2022 Fall Term Courses

REL 1.06 Getting Religion

This introductory course invites students to "get religion" as a historical and lived reality in the modern world by engaging religious belief, belonging, and behavior in the unfolding spiritual landscape of the Atlantic world, from the beginning of colonial encounters to the present era.  Exploring how individuals, families, and groups of people "get religion" under free, un-free, and secretive conditions, students will examine key historical episodes of modern religious encounter, embrace, and exchange.

2023 Winter Term Courses

REL 7.09 Living with the Dead: Religion and Spirituality in American History

This First-Year Seminar introduces students to American religious history and spirituality by focusing on how humans deal with death and the dead. Encounters with immaterial human subjects in North American history are somewhat distinct from communing and communicating with deities in a religion's pantheon. They involve religious subjects performing ritual engagement with human beings across time and space—those who have "passed on"—for familial, social, and even political purposes.  Religious uses of the language of ancestors, "mystical persons," and concepts of martyrdom and "mortuary politics" invite reflection on the material impacts of spiritual subjects in this world for various groups.  This course will familiarize students with various "Spiritual" traditions in North American religious history, paying attention to the complex categories and identities of race and gender in living religious subjects as well as the deceased subjects they engage—the dead who "talk back."

As a First-Year Seminar, this course will prepare students to analyze American religion as thoughtful writers. For each evening meeting of the course, we will gather to focus on historical or ethnographic monographs, spanning the period of colonial encounters in America to the present.  A variety of course media, including documentaries, interviews, films, podcasts, websites, and material/visual archives will supplement our learning experience. To develop analysis as writers over the term, students will produce 5 (five) 1-page response papers to religious documentaries and films, one short essay on an extended poem about communicating with the dead, and one culminating research paper.  Dist: TMV.

 

REL 61 Religion and the Civil Rights Movement (Identical to AAAS 22)

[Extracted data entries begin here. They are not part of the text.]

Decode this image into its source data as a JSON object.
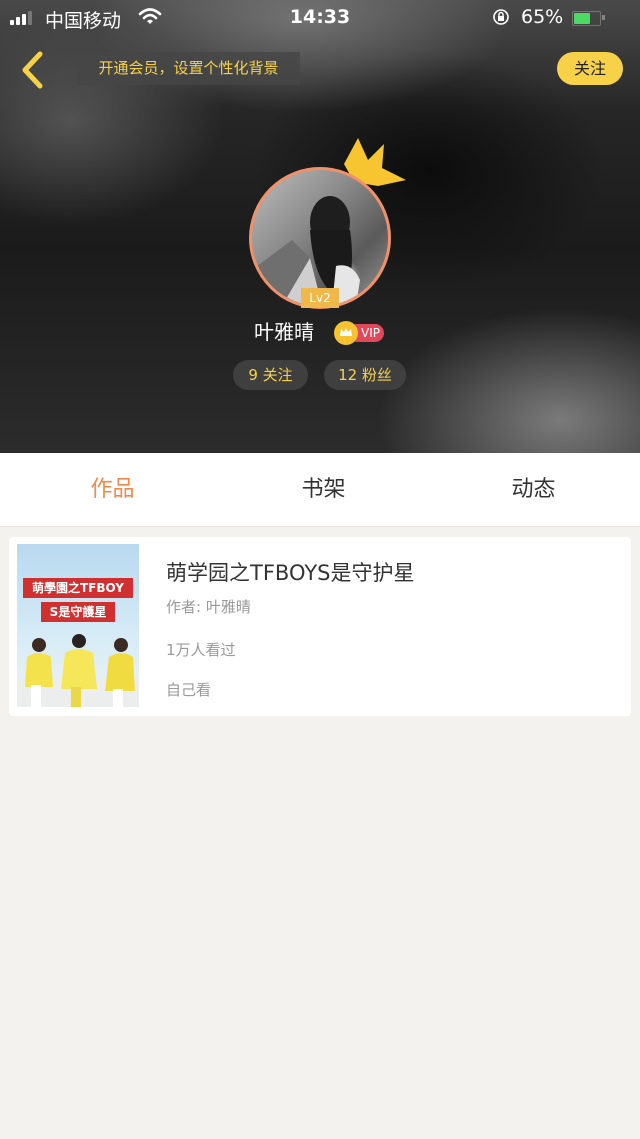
{
  "status_bar": {
    "carrier": "中国移动",
    "time": "14:33",
    "battery_text": "65%",
    "battery_level": 0.65
  },
  "top_bar": {
    "vip_banner": "开通会员，设置个性化背景",
    "follow_label": "关注"
  },
  "profile": {
    "level": "Lv2",
    "username": "叶雅晴",
    "vip_label": "VIP",
    "following": "9 关注",
    "followers": "12 粉丝"
  },
  "tabs": [
    {
      "label": "作品",
      "active": true
    },
    {
      "label": "书架",
      "active": false
    },
    {
      "label": "动态",
      "active": false
    }
  ],
  "works": [
    {
      "cover_line1": "萌學園之TFBOY",
      "cover_line2": "S是守護星",
      "title": "萌学园之TFBOYS是守护星",
      "author": "作者: 叶雅晴",
      "views": "1万人看过",
      "note": "自己看"
    }
  ],
  "colors": {
    "accent_yellow": "#f7d248",
    "tab_active": "#f08a4b",
    "vip_red": "#e0495b",
    "avatar_ring": "#f0916a",
    "page_bg": "#f4f2ee"
  }
}
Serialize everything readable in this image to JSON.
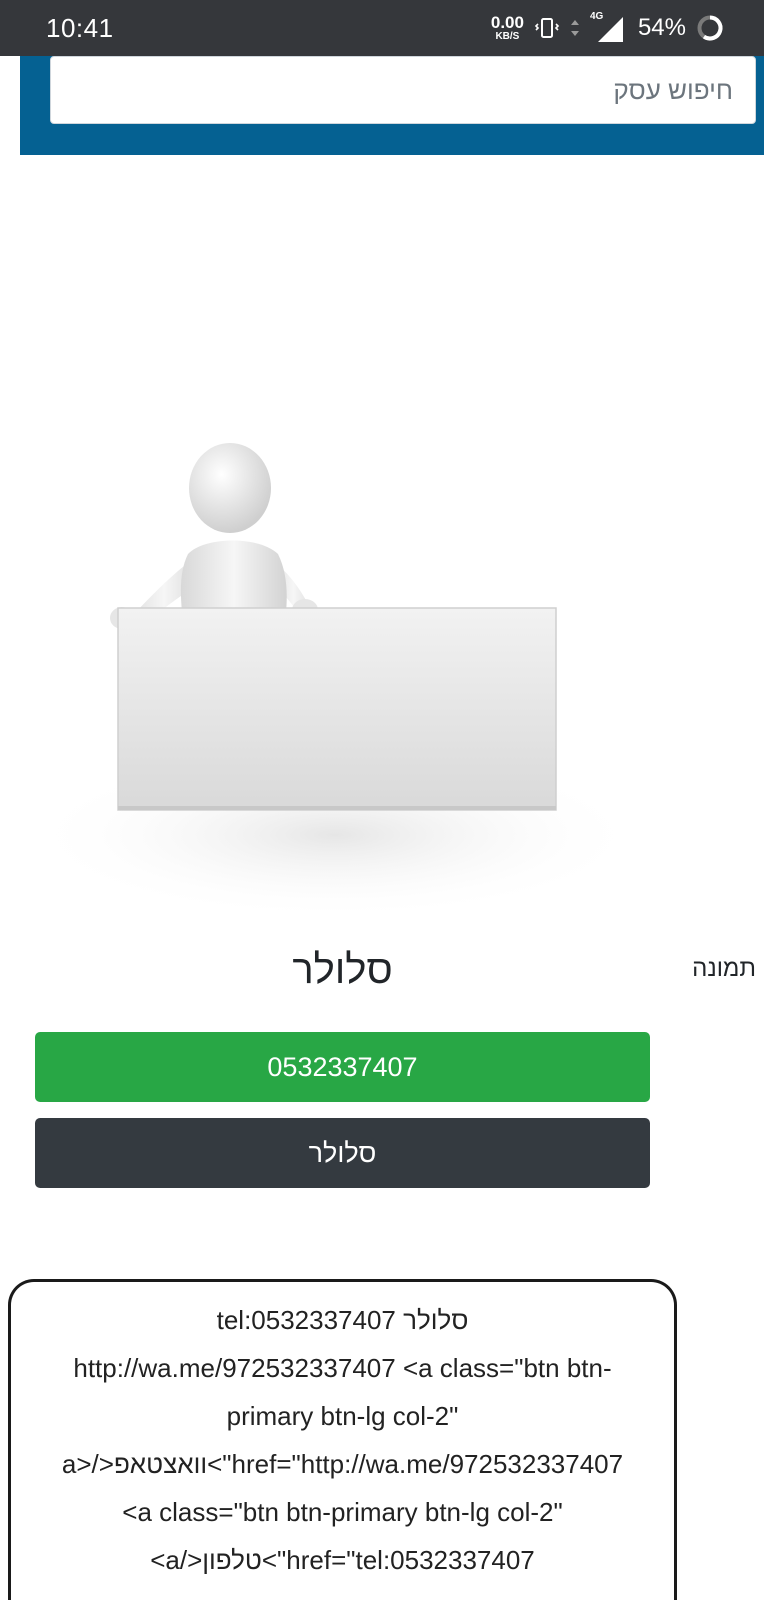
{
  "status_bar": {
    "time": "10:41",
    "net_speed_value": "0.00",
    "net_speed_unit": "KB/S",
    "network_type": "4G",
    "battery_percent": "54%",
    "icons": [
      "vibrate-icon",
      "data-arrows-icon",
      "signal-icon",
      "battery-ring-icon"
    ]
  },
  "header": {
    "search_placeholder": "חיפוש עסק",
    "band_color": "#056192"
  },
  "business": {
    "image_label": "תמונה",
    "name": "סלולר",
    "phone_button": "0532337407",
    "name_button": "סלולר"
  },
  "raw_output": {
    "lines": [
      "tel:0532337407 סלולר",
      "http://wa.me/972532337407 <a class=\"btn btn-",
      "primary btn-lg col-2\"",
      "a>/>וואצטאפ<\"href=\"http://wa.me/972532337407",
      "<a class=\"btn btn-primary btn-lg col-2\"",
      "<a/>טלפון<\"href=\"tel:0532337407"
    ]
  },
  "colors": {
    "status_bar": "#35373b",
    "phone_button": "#28a745",
    "name_button": "#343a40"
  }
}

This course presents the religious dimensions of civil rights activism in twentieth-century United States history. Students will explore the theologies of African American Protestants, liberal religious thinkers, and adherents to Gandhian philosophy as they waged nonviolent struggle against Jim Crow oppression in the United States. In-class discussions and exercises will examine the religious rhetoric and creative protest strategies of movement activists. Open to all.